アクティブ・レンジャー日記 [東北地区]

一時避難中のシメ

2009年02月23日
秋田
 このところ週末の度に周期的な悪天候がやってくる巡り合わせの悪さがストレスが募ります。とは言っても天気の話ですからどうしようもないですし、大人しく受け入れて行かなければなりません。
 そんな悪天候が続いた結果楽しい思いをする人っているのか?と思っていたら一部のバーダーは、悪天候を避けて港などに一時避難している鳥たちを観察するために出かけるのだとか・・・この週末は色々な成果もあったようです。



 今日の日記は「一時避難」つながりのお話し。先日の大潟巡視の際、久しぶりに保護区内でハイイロチュウヒの雌が飛翔している姿を観察した時の事です。いつものように鋭い眼光を光らせて、低空飛行していた姿をしばし双眼鏡で追っていると急にスピードを上げました。
 その眼光の先には数羽のオオジュリンがいます。明らかにその内の一羽に照準を定め襲いかかったのですが、狙われたオオジュリンは間一髪!辛うじてヨシ原の中に潜り込んで九死に一生を得たようでした。
 ヨシ原の中に飛び込むようにして降りてまで追いかけがら獲物を逃してしまったハイイロチュウヒはまた低空飛行で獲物探しを再開していました。


 そんな光景を観察していた私の横にある木に【シメ】の姿がありました。【シメ】もこの直前まで周囲を飛び回っていたのですが、ハイイロチュウヒの姿を見た途端、この枝に止まって動きを止めていました。【シメ】は息を潜めて、ハイイロチュウヒが遠ざかるのを待っていたようでした。
 普段であれば、私との距離がこれほど近くなることは稀なのですが、天敵の襲来によって飛び回るのを止め、私のモデルのなるのをに甘んじて受け入れてくれたようでした(笑)。



 ハイイロチュウヒの姿がずっと遠ざかった頃、【シメ】が辺りをキョロキョロ見渡し始めました。
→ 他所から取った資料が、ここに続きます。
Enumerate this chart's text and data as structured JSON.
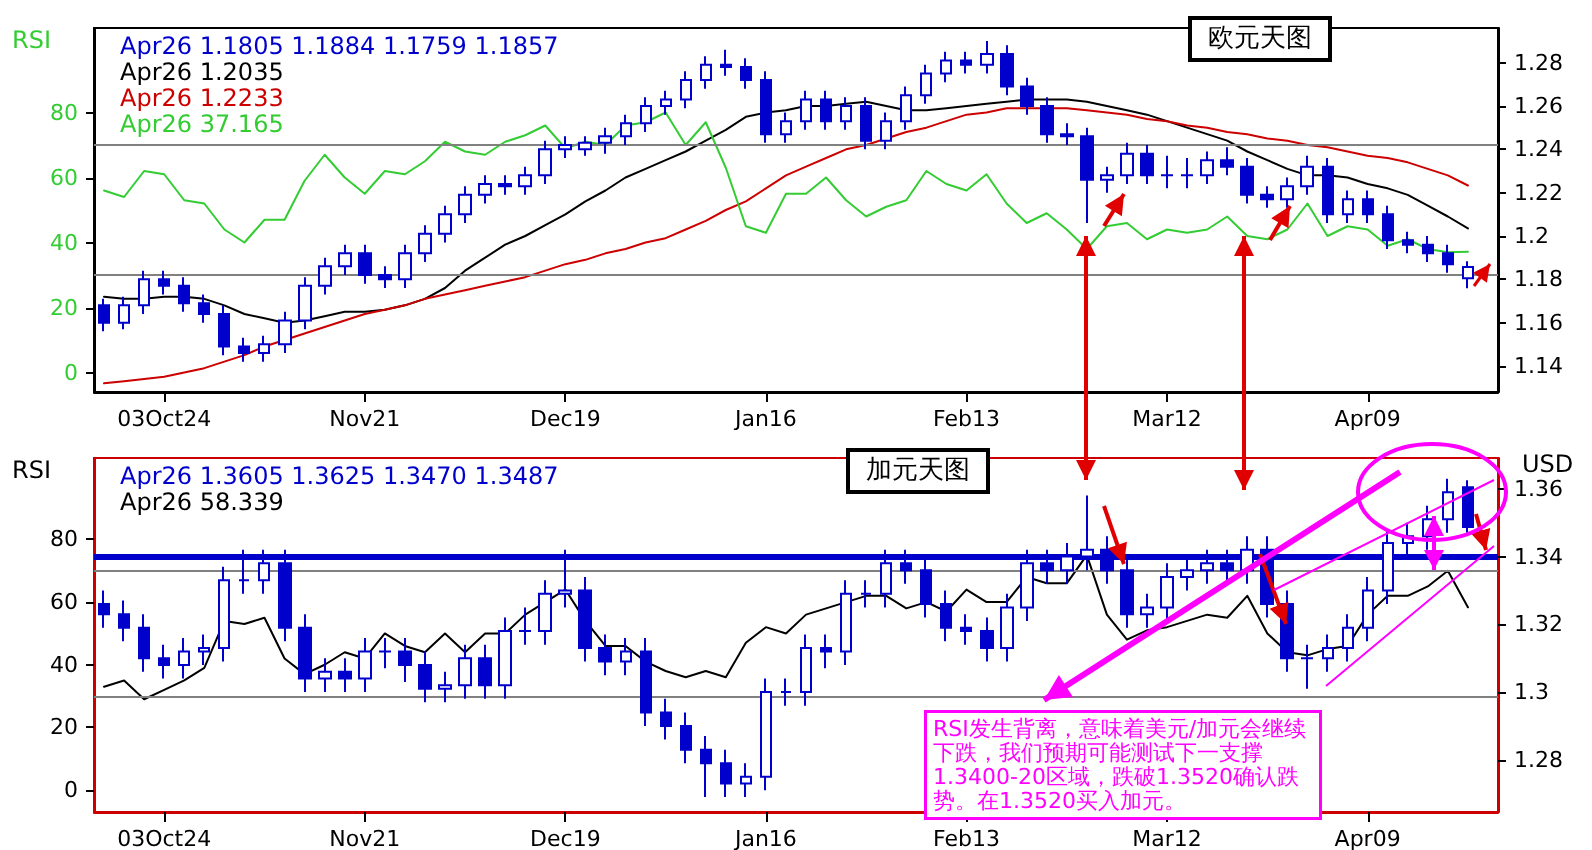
{
  "chart_data": [
    {
      "type": "candlestick",
      "ylabel": "RSI",
      "legend": "top left",
      "annotations": [
        "欧元天图"
      ],
      "categories": [
        null,
        null,
        null,
        "03Oct24",
        null,
        null,
        null,
        null,
        null,
        null,
        null,
        null,
        null,
        "Nov21",
        null,
        null,
        null,
        null,
        null,
        null,
        null,
        null,
        null,
        "Dec19",
        null,
        null,
        null,
        null,
        null,
        null,
        null,
        null,
        null,
        "Jan16",
        null,
        null,
        null,
        null,
        null,
        null,
        null,
        null,
        null,
        "Feb13",
        null,
        null,
        null,
        null,
        null,
        null,
        null,
        null,
        null,
        "Mar12",
        null,
        null,
        null,
        null,
        null,
        null,
        null,
        null,
        null,
        "Apr09",
        null,
        null,
        null,
        null,
        null,
        null
      ],
      "ylim": [
        -6,
        106
      ],
      "yticks": [
        0,
        20,
        40,
        60,
        80
      ],
      "y2lim": [
        1.128,
        1.296
      ],
      "y2ticks": [
        1.14,
        1.16,
        1.18,
        1.2,
        1.22,
        1.24,
        1.26,
        1.28
      ],
      "ref_lines": [
        {
          "axis": "y",
          "value": 30,
          "color": "#808080"
        },
        {
          "axis": "y",
          "value": 70,
          "color": "#808080"
        }
      ],
      "series": [
        {
          "type": "candlestick",
          "name": "Apr26 1.1805 1.1884 1.1759 1.1857",
          "color": "#0000cc",
          "axis": "y2",
          "ohlc": [
            [
              1.168,
              1.171,
              1.156,
              1.16
            ],
            [
              1.16,
              1.172,
              1.157,
              1.168
            ],
            [
              1.168,
              1.184,
              1.164,
              1.18
            ],
            [
              1.18,
              1.184,
              1.173,
              1.177
            ],
            [
              1.177,
              1.181,
              1.165,
              1.169
            ],
            [
              1.169,
              1.173,
              1.16,
              1.164
            ],
            [
              1.164,
              1.168,
              1.145,
              1.149
            ],
            [
              1.149,
              1.153,
              1.142,
              1.146
            ],
            [
              1.146,
              1.154,
              1.142,
              1.15
            ],
            [
              1.15,
              1.165,
              1.146,
              1.161
            ],
            [
              1.161,
              1.181,
              1.157,
              1.177
            ],
            [
              1.177,
              1.19,
              1.173,
              1.186
            ],
            [
              1.186,
              1.196,
              1.182,
              1.192
            ],
            [
              1.192,
              1.196,
              1.178,
              1.182
            ],
            [
              1.182,
              1.186,
              1.176,
              1.18
            ],
            [
              1.18,
              1.196,
              1.176,
              1.192
            ],
            [
              1.192,
              1.205,
              1.188,
              1.201
            ],
            [
              1.201,
              1.214,
              1.197,
              1.21
            ],
            [
              1.21,
              1.223,
              1.206,
              1.219
            ],
            [
              1.219,
              1.228,
              1.215,
              1.224
            ],
            [
              1.224,
              1.228,
              1.219,
              1.223
            ],
            [
              1.223,
              1.232,
              1.219,
              1.228
            ],
            [
              1.228,
              1.244,
              1.224,
              1.24
            ],
            [
              1.24,
              1.246,
              1.236,
              1.242
            ],
            [
              1.24,
              1.246,
              1.237,
              1.243
            ],
            [
              1.243,
              1.25,
              1.238,
              1.246
            ],
            [
              1.246,
              1.256,
              1.242,
              1.252
            ],
            [
              1.252,
              1.264,
              1.248,
              1.26
            ],
            [
              1.26,
              1.267,
              1.256,
              1.263
            ],
            [
              1.263,
              1.276,
              1.259,
              1.272
            ],
            [
              1.272,
              1.283,
              1.268,
              1.279
            ],
            [
              1.279,
              1.286,
              1.274,
              1.278
            ],
            [
              1.278,
              1.282,
              1.268,
              1.272
            ],
            [
              1.272,
              1.276,
              1.243,
              1.247
            ],
            [
              1.247,
              1.257,
              1.243,
              1.253
            ],
            [
              1.253,
              1.267,
              1.249,
              1.263
            ],
            [
              1.263,
              1.267,
              1.249,
              1.253
            ],
            [
              1.253,
              1.264,
              1.249,
              1.26
            ],
            [
              1.26,
              1.264,
              1.24,
              1.244
            ],
            [
              1.244,
              1.257,
              1.24,
              1.253
            ],
            [
              1.253,
              1.269,
              1.249,
              1.265
            ],
            [
              1.265,
              1.279,
              1.261,
              1.275
            ],
            [
              1.275,
              1.285,
              1.271,
              1.281
            ],
            [
              1.281,
              1.285,
              1.275,
              1.279
            ],
            [
              1.279,
              1.29,
              1.275,
              1.284
            ],
            [
              1.284,
              1.288,
              1.265,
              1.269
            ],
            [
              1.269,
              1.273,
              1.256,
              1.26
            ],
            [
              1.26,
              1.264,
              1.243,
              1.247
            ],
            [
              1.247,
              1.252,
              1.242,
              1.246
            ],
            [
              1.246,
              1.25,
              1.206,
              1.226
            ],
            [
              1.226,
              1.232,
              1.22,
              1.228
            ],
            [
              1.228,
              1.243,
              1.224,
              1.238
            ],
            [
              1.238,
              1.242,
              1.224,
              1.228
            ],
            [
              1.228,
              1.237,
              1.222,
              1.228
            ],
            [
              1.228,
              1.236,
              1.222,
              1.228
            ],
            [
              1.228,
              1.239,
              1.224,
              1.235
            ],
            [
              1.235,
              1.241,
              1.228,
              1.232
            ],
            [
              1.232,
              1.236,
              1.215,
              1.219
            ],
            [
              1.219,
              1.223,
              1.213,
              1.217
            ],
            [
              1.217,
              1.227,
              1.213,
              1.223
            ],
            [
              1.223,
              1.237,
              1.219,
              1.232
            ],
            [
              1.232,
              1.236,
              1.206,
              1.21
            ],
            [
              1.21,
              1.221,
              1.206,
              1.217
            ],
            [
              1.217,
              1.221,
              1.206,
              1.21
            ],
            [
              1.21,
              1.214,
              1.194,
              1.198
            ],
            [
              1.198,
              1.202,
              1.192,
              1.196
            ],
            [
              1.196,
              1.2,
              1.188,
              1.192
            ],
            [
              1.192,
              1.196,
              1.183,
              1.187
            ],
            [
              1.1805,
              1.1884,
              1.1759,
              1.1857
            ],
            null
          ]
        },
        {
          "type": "line",
          "name": "Apr26 1.2035",
          "color": "#000000",
          "axis": "y2",
          "values": [
            1.172,
            1.171,
            1.171,
            1.172,
            1.172,
            1.171,
            1.168,
            1.164,
            1.162,
            1.16,
            1.161,
            1.163,
            1.165,
            1.165,
            1.166,
            1.168,
            1.171,
            1.176,
            1.184,
            1.19,
            1.196,
            1.2,
            1.205,
            1.21,
            1.216,
            1.221,
            1.227,
            1.231,
            1.235,
            1.239,
            1.244,
            1.249,
            1.255,
            1.257,
            1.258,
            1.26,
            1.26,
            1.261,
            1.262,
            1.26,
            1.258,
            1.258,
            1.259,
            1.26,
            1.261,
            1.262,
            1.263,
            1.263,
            1.263,
            1.262,
            1.26,
            1.258,
            1.256,
            1.253,
            1.25,
            1.247,
            1.244,
            1.239,
            1.235,
            1.231,
            1.228,
            1.228,
            1.227,
            1.224,
            1.222,
            1.219,
            1.214,
            1.209,
            1.2035,
            null
          ]
        },
        {
          "type": "line",
          "name": "Apr26 1.2233",
          "color": "#cc0000",
          "axis": "y2",
          "values": [
            1.132,
            1.133,
            1.134,
            1.135,
            1.137,
            1.139,
            1.142,
            1.145,
            1.149,
            1.152,
            1.155,
            1.158,
            1.161,
            1.164,
            1.166,
            1.168,
            1.171,
            1.173,
            1.175,
            1.177,
            1.179,
            1.181,
            1.184,
            1.187,
            1.189,
            1.192,
            1.194,
            1.197,
            1.199,
            1.203,
            1.207,
            1.212,
            1.216,
            1.222,
            1.228,
            1.232,
            1.236,
            1.24,
            1.242,
            1.245,
            1.248,
            1.25,
            1.253,
            1.256,
            1.257,
            1.259,
            1.259,
            1.259,
            1.259,
            1.258,
            1.257,
            1.256,
            1.254,
            1.253,
            1.251,
            1.25,
            1.248,
            1.247,
            1.245,
            1.244,
            1.242,
            1.241,
            1.239,
            1.237,
            1.236,
            1.234,
            1.231,
            1.228,
            1.2233,
            null
          ]
        },
        {
          "type": "line",
          "name": "Apr26 37.165",
          "color": "#33cc33",
          "values": [
            56,
            54,
            62,
            61,
            53,
            52,
            44,
            40,
            47,
            47,
            59,
            67,
            60,
            55,
            62,
            61,
            65,
            71,
            68,
            67,
            71,
            73,
            76,
            69,
            71,
            70,
            76,
            77,
            80,
            70,
            77,
            63,
            45,
            43,
            55,
            55,
            60,
            53,
            48,
            51,
            53,
            62,
            58,
            56,
            61,
            52,
            46,
            49,
            44,
            38,
            45,
            46,
            41,
            44,
            43,
            44,
            48,
            42,
            41,
            44,
            52,
            42,
            45,
            44,
            39,
            41,
            38,
            37,
            37.165,
            null
          ]
        }
      ]
    },
    {
      "type": "candlestick",
      "ylabel": "RSI",
      "y2label": "USD",
      "legend": "top left",
      "annotations": [
        "加元天图",
        "RSI发生背离，意味着美元/加元会继续下跌，我们预期可能测试下一支撑1.3400-20区域，跌破1.3520确认跌势。在1.3520买入加元。"
      ],
      "categories": [
        null,
        null,
        null,
        "03Oct24",
        null,
        null,
        null,
        null,
        null,
        null,
        null,
        null,
        null,
        "Nov21",
        null,
        null,
        null,
        null,
        null,
        null,
        null,
        null,
        null,
        "Dec19",
        null,
        null,
        null,
        null,
        null,
        null,
        null,
        null,
        null,
        "Jan16",
        null,
        null,
        null,
        null,
        null,
        null,
        null,
        null,
        null,
        "Feb13",
        null,
        null,
        null,
        null,
        null,
        null,
        null,
        null,
        null,
        "Mar12",
        null,
        null,
        null,
        null,
        null,
        null,
        null,
        null,
        null,
        "Apr09",
        null,
        null,
        null,
        null,
        null,
        null
      ],
      "ylim": [
        -7,
        106
      ],
      "yticks": [
        0,
        20,
        40,
        60,
        80
      ],
      "y2lim": [
        1.2646,
        1.3691
      ],
      "y2ticks": [
        1.28,
        1.3,
        1.32,
        1.34,
        1.36
      ],
      "ref_lines": [
        {
          "axis": "y",
          "value": 30,
          "color": "#808080"
        },
        {
          "axis": "y",
          "value": 70,
          "color": "#808080"
        },
        {
          "axis": "y2",
          "value": 1.34,
          "color": "#0000cc"
        }
      ],
      "series": [
        {
          "type": "candlestick",
          "name": "Apr26 1.3605 1.3625 1.3470 1.3487",
          "color": "#0000cc",
          "axis": "y2",
          "ohlc": [
            [
              1.326,
              1.33,
              1.319,
              1.323
            ],
            [
              1.323,
              1.327,
              1.315,
              1.319
            ],
            [
              1.319,
              1.323,
              1.306,
              1.31
            ],
            [
              1.31,
              1.314,
              1.304,
              1.308
            ],
            [
              1.308,
              1.316,
              1.304,
              1.312
            ],
            [
              1.312,
              1.317,
              1.308,
              1.313
            ],
            [
              1.313,
              1.337,
              1.309,
              1.333
            ],
            [
              1.333,
              1.342,
              1.329,
              1.333
            ],
            [
              1.333,
              1.342,
              1.329,
              1.338
            ],
            [
              1.338,
              1.342,
              1.315,
              1.319
            ],
            [
              1.319,
              1.323,
              1.3,
              1.304
            ],
            [
              1.304,
              1.31,
              1.3,
              1.306
            ],
            [
              1.306,
              1.31,
              1.3,
              1.304
            ],
            [
              1.304,
              1.316,
              1.3,
              1.312
            ],
            [
              1.312,
              1.316,
              1.307,
              1.312
            ],
            [
              1.312,
              1.316,
              1.303,
              1.308
            ],
            [
              1.308,
              1.312,
              1.297,
              1.301
            ],
            [
              1.301,
              1.306,
              1.297,
              1.302
            ],
            [
              1.302,
              1.314,
              1.298,
              1.31
            ],
            [
              1.31,
              1.314,
              1.298,
              1.302
            ],
            [
              1.302,
              1.322,
              1.298,
              1.318
            ],
            [
              1.318,
              1.325,
              1.314,
              1.318
            ],
            [
              1.318,
              1.333,
              1.314,
              1.329
            ],
            [
              1.329,
              1.342,
              1.325,
              1.33
            ],
            [
              1.33,
              1.334,
              1.309,
              1.313
            ],
            [
              1.313,
              1.317,
              1.305,
              1.309
            ],
            [
              1.309,
              1.316,
              1.305,
              1.312
            ],
            [
              1.312,
              1.316,
              1.29,
              1.294
            ],
            [
              1.294,
              1.298,
              1.286,
              1.29
            ],
            [
              1.29,
              1.294,
              1.279,
              1.283
            ],
            [
              1.283,
              1.287,
              1.269,
              1.279
            ],
            [
              1.279,
              1.283,
              1.269,
              1.273
            ],
            [
              1.273,
              1.279,
              1.269,
              1.275
            ],
            [
              1.275,
              1.304,
              1.271,
              1.3
            ],
            [
              1.3,
              1.304,
              1.296,
              1.3
            ],
            [
              1.3,
              1.317,
              1.296,
              1.313
            ],
            [
              1.313,
              1.317,
              1.307,
              1.312
            ],
            [
              1.312,
              1.333,
              1.308,
              1.329
            ],
            [
              1.329,
              1.333,
              1.325,
              1.329
            ],
            [
              1.329,
              1.342,
              1.325,
              1.338
            ],
            [
              1.338,
              1.342,
              1.332,
              1.336
            ],
            [
              1.336,
              1.34,
              1.322,
              1.326
            ],
            [
              1.326,
              1.33,
              1.315,
              1.319
            ],
            [
              1.319,
              1.323,
              1.314,
              1.318
            ],
            [
              1.318,
              1.322,
              1.309,
              1.313
            ],
            [
              1.313,
              1.329,
              1.309,
              1.325
            ],
            [
              1.325,
              1.342,
              1.321,
              1.338
            ],
            [
              1.338,
              1.342,
              1.332,
              1.336
            ],
            [
              1.336,
              1.344,
              1.332,
              1.34
            ],
            [
              1.34,
              1.358,
              1.336,
              1.342
            ],
            [
              1.342,
              1.346,
              1.332,
              1.336
            ],
            [
              1.336,
              1.34,
              1.319,
              1.323
            ],
            [
              1.323,
              1.329,
              1.319,
              1.325
            ],
            [
              1.325,
              1.338,
              1.321,
              1.334
            ],
            [
              1.334,
              1.34,
              1.33,
              1.336
            ],
            [
              1.336,
              1.342,
              1.332,
              1.338
            ],
            [
              1.338,
              1.342,
              1.332,
              1.336
            ],
            [
              1.336,
              1.346,
              1.332,
              1.342
            ],
            [
              1.342,
              1.346,
              1.322,
              1.326
            ],
            [
              1.326,
              1.33,
              1.306,
              1.31
            ],
            [
              1.31,
              1.314,
              1.301,
              1.31
            ],
            [
              1.31,
              1.317,
              1.306,
              1.313
            ],
            [
              1.313,
              1.323,
              1.309,
              1.319
            ],
            [
              1.319,
              1.334,
              1.315,
              1.33
            ],
            [
              1.33,
              1.348,
              1.326,
              1.344
            ],
            [
              1.344,
              1.35,
              1.34,
              1.346
            ],
            [
              1.346,
              1.355,
              1.342,
              1.351
            ],
            [
              1.351,
              1.363,
              1.347,
              1.359
            ],
            [
              1.3605,
              1.3625,
              1.347,
              1.3487
            ],
            null
          ]
        },
        {
          "type": "line",
          "name": "Apr26 58.339",
          "color": "#000000",
          "values": [
            33,
            35,
            29,
            32,
            35,
            39,
            54,
            53,
            55,
            42,
            37,
            40,
            44,
            42,
            50,
            46,
            44,
            50,
            44,
            50,
            50,
            56,
            60,
            64,
            54,
            46,
            46,
            41,
            38,
            36,
            38,
            36,
            47,
            52,
            50,
            56,
            58,
            60,
            62,
            62,
            58,
            60,
            57,
            64,
            60,
            60,
            68,
            66,
            66,
            75,
            56,
            48,
            51,
            52,
            54,
            56,
            55,
            62,
            50,
            44,
            43,
            45,
            46,
            56,
            62,
            62,
            65,
            70,
            58.339,
            null
          ]
        }
      ]
    }
  ]
}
そして・・・



 おもむろに首をかしげながら『もう大丈夫かな?』って感じで辺りを再確認した直後、勢いよく飛び去っていきました。
 この時の私と【シメ】の関係は、私にとっては滅多にないくらいの至近距離でじっくりその姿を見せてくれた”モデル”さんですし、【シメ】にしてみれば捕食者たるハイイロチュウヒから身を守るために利用した”盾”のようなものだったのでしょうね??
 そんな【シメ】の首をかしげた姿にハイイロチュウヒに向けた「もう大丈夫かな?」という意志と、図らずも彼の身を守った私に向けた「もう行って良い?充分撮影できた?」という”サービス”のようなものを感じてたまらなく愛おしく感じました。